III. Историография конца девятнадцатого века
Люди, занимавшиеся историческими исследованиями в конце девятнадцатого века, очень мало интересовались теорией того, что они делали. В полном соответствии с духом позитивистской эпохи историки того времени считали профессиональной нормой более или менее открыто презирать философию вообще и философию истории в частности. В своем презрении к философии они, с одной стороны, повторяли обычные нелепые утверждения позитивизма, будто естественные науки окончательно свергли философию; с другой же стороны, они реагировали тем самым и на позитивизм, ибо сам позитивизм был своего рода философией, доктриной, по которой естественные науки были совершенным типом знания, и даже самый неразмышляющий историк не мог не понять, что это слепое идолопоклонство перед естествознанием должно быть враждебно исторической мысли. Их презрение к философии истории не относилось к гегелевской или любой иной подлинной философии истории, о которых они ничего не знали. Оно было направлено против позитивистских поделок, таких, как попытка Бокля{15} открыть исторические законы или же отождествление Гербертом Спенсером{16} истории с эволюцией в природе. В целом же английские историки конца девятнадцатого века шли собственным путем, редко останавливаясь, чтобы подумать об общих принципах своей работы. А в тех немногих случаях, когда они делали это, как, например, в книге Фримена «Методы исторического исследования» (Лондон, 1886) либо в различных местах своих вводных лекций, эти размышления не давали никаких заслуживающих внимания результатов.
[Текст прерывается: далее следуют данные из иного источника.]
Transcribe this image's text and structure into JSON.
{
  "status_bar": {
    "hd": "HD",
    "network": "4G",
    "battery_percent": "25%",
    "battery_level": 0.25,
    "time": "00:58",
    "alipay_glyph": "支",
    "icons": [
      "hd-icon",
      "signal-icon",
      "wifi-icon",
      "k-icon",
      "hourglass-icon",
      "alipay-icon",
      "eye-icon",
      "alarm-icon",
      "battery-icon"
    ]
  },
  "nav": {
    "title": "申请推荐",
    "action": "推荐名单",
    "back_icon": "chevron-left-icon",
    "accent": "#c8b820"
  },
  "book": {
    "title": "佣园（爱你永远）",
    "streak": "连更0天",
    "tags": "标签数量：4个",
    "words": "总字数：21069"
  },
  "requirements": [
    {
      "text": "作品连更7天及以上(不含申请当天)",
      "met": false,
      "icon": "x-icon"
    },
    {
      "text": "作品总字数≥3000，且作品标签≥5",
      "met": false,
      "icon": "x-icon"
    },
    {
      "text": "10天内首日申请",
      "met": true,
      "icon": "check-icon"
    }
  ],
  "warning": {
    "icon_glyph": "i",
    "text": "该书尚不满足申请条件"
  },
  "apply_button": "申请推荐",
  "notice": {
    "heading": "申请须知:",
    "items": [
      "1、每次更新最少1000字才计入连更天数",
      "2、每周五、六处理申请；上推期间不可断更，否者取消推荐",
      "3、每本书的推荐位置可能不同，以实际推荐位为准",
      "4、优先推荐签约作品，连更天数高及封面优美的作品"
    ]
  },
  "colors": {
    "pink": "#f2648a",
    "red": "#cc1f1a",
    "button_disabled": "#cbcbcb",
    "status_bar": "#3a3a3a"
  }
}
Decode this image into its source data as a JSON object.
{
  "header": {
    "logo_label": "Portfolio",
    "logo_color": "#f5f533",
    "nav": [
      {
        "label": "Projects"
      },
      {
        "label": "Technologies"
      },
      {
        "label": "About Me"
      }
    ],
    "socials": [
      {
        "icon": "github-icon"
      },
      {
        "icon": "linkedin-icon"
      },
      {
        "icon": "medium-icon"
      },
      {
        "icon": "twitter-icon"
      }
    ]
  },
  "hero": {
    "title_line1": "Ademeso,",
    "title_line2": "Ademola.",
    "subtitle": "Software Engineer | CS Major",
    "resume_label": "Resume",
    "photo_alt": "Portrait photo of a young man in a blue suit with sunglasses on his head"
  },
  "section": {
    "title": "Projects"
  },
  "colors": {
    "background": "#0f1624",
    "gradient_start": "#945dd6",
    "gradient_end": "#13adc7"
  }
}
Вопреки, однако, этому общему самоустранению английских историков от философской мысли их интеллектуальное окружение влияло на них весьма определенным образом. В конце девятнадцатого столетия идея прогресса стала почти символом веры. Это учение было примером чистой метафизики, выведенной из эволюционного натурализма и навязанной истории духовной атмосферой века. Конечно, оно имело свои корни в концепции истории, созданной в восемнадцатом столетии, истории как прогресса человечества по пути рациональности и по направлению к ней. Но в девятнадцатом веке теоретический разум стал означать господство над природой (знание было отождествлено с естественными науками, а естественные науки в общественном мнении – с технологией), а практический разум стал означать получение удовольствий (мораль была отождествлена с обеспечением максимального счастья максимально большому числу людей, а счастье – с количеством удовольствий). Прогресс человечества, с точки зрения девятнадцатого века, означал все большее и большее его обогащение и все более и более приятное времяпрепровождение. А эволюционная философия Спенсера, по-видимому, доказала, что такой процесс по необходимости должен продолжаться, и продолжаться до бесконечности, в то время как экономические условия тогдашней Англии, казалось, подтверждали эту доктрину, по крайней мере для Англии, т. е. для того, что было ближе всего сердцу английского исследователя.
Для того чтобы понять, насколько далеко заходила эта догма прогресса необходимо покопаться в самых неаппетитных отходах третьеразрядного исторического труда. Некий Роберт Маккензи опубликовал в 1880 г. книгу под названием «Девятнадцатое столетие – история», описывающую это столетие как эпоху прогресса от состояния неописуемого варварства, невежества и зверства к господству науки, просвещения и демократии. Франция до революции была страной, в которой свобода была полностью подавлена, король был подлейшим и самым низким из всех людей, знать – всесильна в подавлении народа и безжалостна в использовании своей власти. Британия (не Англия, ибо автор – шотландец) в книге являет собой картину, написанную теми же красками, с тем, однако, исключением, что здесь главную роль играют садистское уголовное право и индустриальные отношения, превращающие людей в зверей. Солнечный луч пробивается в эту чащу только с принятием Билля о парламентской реформе, самого благотворного события в британской истории, открывающего для нее новую эру, когда законодательство, вместо того чтобы быть неизменно эгоистичным по своим целям, становится столь же неизменно направленным на ниспровержение несправедливых привилегий. Быстрое устранение всех этих злоупотреблений ознаменовало наступление золотого века, всеобщее счастье росло и росло, достигнув апогея в блеске крымских побед.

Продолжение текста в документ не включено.